On this Sunday, the ESPN production team will be facing both the challenge of getting their own ship in order while simultaneously competing head-to-head with NASCAR's biggest enemy...the NFL. Brady and Manning vs. Gordon and Johnson.
From the first moments of Brent Musburger opening the show through the race commentary and the post-race interviews, this Texas event may be one the most highly scrutinized live sports telecasts in ESPN history.
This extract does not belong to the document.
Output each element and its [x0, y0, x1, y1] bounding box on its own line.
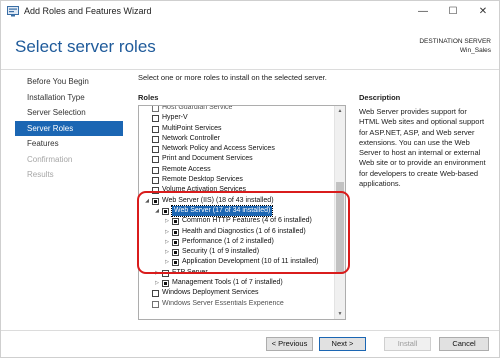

Make no mistake, ESPN has brought this on themselves with missed restarts, lack of racing information, endless talking heads, and themed hype that sometimes is almost beyond belief. The network's credibility with NASCAR fans is at an all-time low.
The ESPN on ABC gang needs a hardcore racing telecast of the highest order with the focus on the action on the track. If they make it the Gordon and Johnson show, it will be over. If they continually update the NFL score and show highlights to NASCAR fans, it will be over. Finally, if they chop-off the post-race and leave fans without any interviews other than the winning driver, it will absolutely be over for this year.
With "The Chase" generating little excitement, ESPN must focus aggressively on the action throughout the field, and let the Texas Motor Speedway do what it does best. Create great racing. A poor telecast will allow NASCAR fans to shake their heads, walk away to the NFL, and talk about next season.
For every single member of the ESPN on ABC TV crew, the pressure is on, the time is now, and the challenge is Texas.